Арестованный несмело подошел ближе к столу и с явным удовольствием сел в кресло, на которое ему указали. Можно было подумать, что он отдыхает после долгой, утомительной работы.
Томазян придвинул к себе папку с делом и, не заглянув в нее, спросил:
— Как ваша фамилия? Вероятно, не Виноградов?
— Как моя фамилия? — переспросил арестованный. — Я уверен, что Черепашкин, а мне все говорят, что Виноградов. И я уже начинаю думать: не сошел ли я, часом, с ума?
— Удивительно!.. Но такое… случается, — медленно выговаривая слова, сказал Томазян, и в голосе его звучало нечто похожее на сочувствие.
— Умоляю вас! — вдруг отчаянно вскрикнул арестованный. — Скажите, как моя фамилия? Черепашкин?
— А вы как думаете?
— Сам не знаю… Виноградов, но… Да нет, честное слово, я — Черепашкин, управляющий домом номер пять по улице Красных ботаников.
— Почему вы так считаете? — спросил Томазян.
Черепашкин развел руками, поднял одно плечо, склонил набок голову и безнадежно заявил:
— Ничего не понимаю. Не представляю себя Виноградовым.
— Вы и в самом деле не Виноградов, а…
— А?.. — испуганно и с надеждой глядя на следователя, выпрямился арестованный.
— Вы, — сказал, пристально глядя на арестованного, Томазян, — вы действительно Черепашкин Иван Семенович.
— Слушайте, вы правду говорите? — В голосе Черепашкина зазвучала радость, потом маленького человека снова охватил страх, и он зашептал: — Нет, тот уверял меня, что я Виноградов, только сошел с ума.
— Успокойтесь, выпейте воды, закурите папироску.
Следователь подал ему стакан с водой и положил на стол раскрытый портсигар. Человечек выпил воды, потом закурил и жадно затянулся дымом.
— Теперь расскажите, что с вами случилось.
Черепашкин как будто поверил, что он — это он, и начал рассказывать о своих приключениях.
— Я летел самолетом. У меня было важное дело.
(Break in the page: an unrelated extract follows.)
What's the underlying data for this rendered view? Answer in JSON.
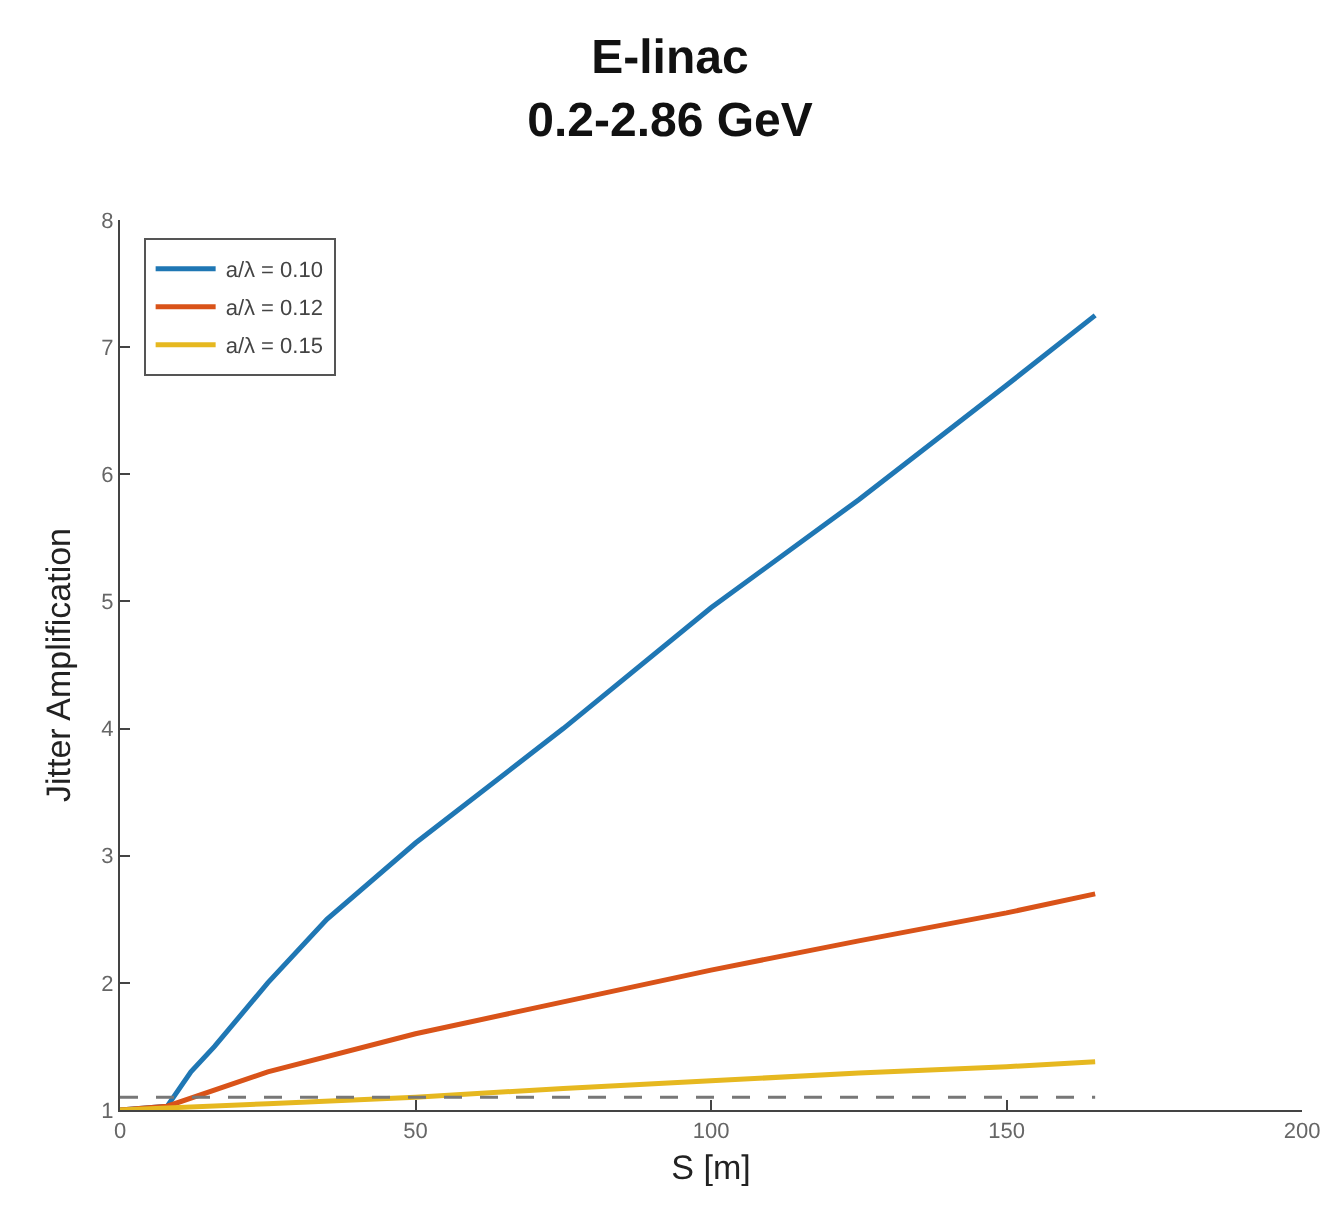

Хорошо помню, как мы вылетели из Свердловска. Со мною был еще один пассажир. Мы смотрели на виды, хотя они мне скоро надоели — леса и леса… Летели мы то ниже, то выше, потом тот пассажир снял из сетки над головой чемодан, вытащил оттуда географическую карту и начал ее разглядывать. Я думал, что он знает, где мы летим, и заглянул в карту. Он показал мне пальцем какое-то место и отдал карту. Я тоже начал ее разглядывать. Что было дальше, вспомнить не могу.
Открыл глаза и вдруг вижу: вокруг меня лес. Рядом стоит человек и прикладывает к моей голове мокрый платок. А голова моя словно раскалывается. Человек как будто тот, что летел со мной в самолете, а может быть, и не тот. Чем-то не похож… Я спросил, что случилось. Он ответил, что произошло несчастье, но сейчас все идет к лучшему. Потом он спросил, кто я такой. Когда я назвал свою фамилию, незнакомый человек очень удивился, несколько раз переспросил меня и наконец сказал, что я ошибаюсь, что я совсем не Черепашкин, а Виноградов, не управляющий домом, а научный работник. Я полез в карман за документами и в этот момент заметил, что на мне другой костюм, не мой. Вынул документы… Документы были на имя Виноградова. Я ничего не понимал. Голова болела… Я опять начал рассказывать ему о себе. Рассказал всю свою биографию, где работаю, куда и зачем еду. Он все расспрашивал, но смотрел на меня, как на сумасшедшего. Не знаю, что было дальше, но, верно, я снова потерял сознание. Когда я пришел в себя, я был в тайге уже один, в этой самой чужой одежде и с чужими документами… Высокий незнакомец исчез. Знаете, как я намучился? Ходил по лесу, слышал, как ревут медведи, голодал, ел листья и коренья, каких раньше никогда и не видел. Наконец меня встретили люди…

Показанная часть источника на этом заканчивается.